Paul Krugman gets this very right. It's a moral issue with some people since money and morality are joined at the hip if not synonymous. Which the basis for the double standard that allows those with wealth to follow different rules than those that don't have wealth, moral worth being equated with financial worth.

BTW, notice that Krugman uses the term "modern money."

Economist’s View
Paul Krugman: Money Makes Crazy
Mark Thoma | Professor of Economics, University of Oregon

3 comments:

Matt Franko said...

"Destroyers seize gold..."

The psycho at least had that part correct...

Matt Franko said...

"how many conservatives really think..."

Its NOT 'conservatives' its 'libertarians'....
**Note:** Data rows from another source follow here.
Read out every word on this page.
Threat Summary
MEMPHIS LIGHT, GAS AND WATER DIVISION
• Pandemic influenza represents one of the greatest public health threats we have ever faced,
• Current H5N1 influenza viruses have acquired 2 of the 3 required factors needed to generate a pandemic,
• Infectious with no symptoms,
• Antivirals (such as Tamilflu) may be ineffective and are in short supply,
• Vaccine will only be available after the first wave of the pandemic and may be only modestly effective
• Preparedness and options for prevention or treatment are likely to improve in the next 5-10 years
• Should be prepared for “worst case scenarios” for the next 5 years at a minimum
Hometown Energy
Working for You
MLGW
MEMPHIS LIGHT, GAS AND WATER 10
K's political ideology is causing a cognitive bias ...

Schofield said...

George Lakoff in his book "Moral Politics" said something to the effect that"Many think evolution is about survival of the fittest. Such a view ignores nurturance." If you substitute "cooperation" for "nurturance" and then look for a generic word to describe a particular cooperative process or mechanism like our contracting of obligations with each other to provide the goods and services we all need you are hard put to find one. The best you might be able to find is "harmonizer" but this hardly conveys the necessity of having a optimum amount of "cooperationizer" in circulation on a broadly distributed basis to allow us to do all that contracting with each other. Libertarian politicians like Paul Ryan, of course, would struggle to recognize such mechanisms as "cooperationizers" exist in the world. Lakoff would put it down as a poor attachment process in Ryan's childhood and he probably wouldn't be far wrong!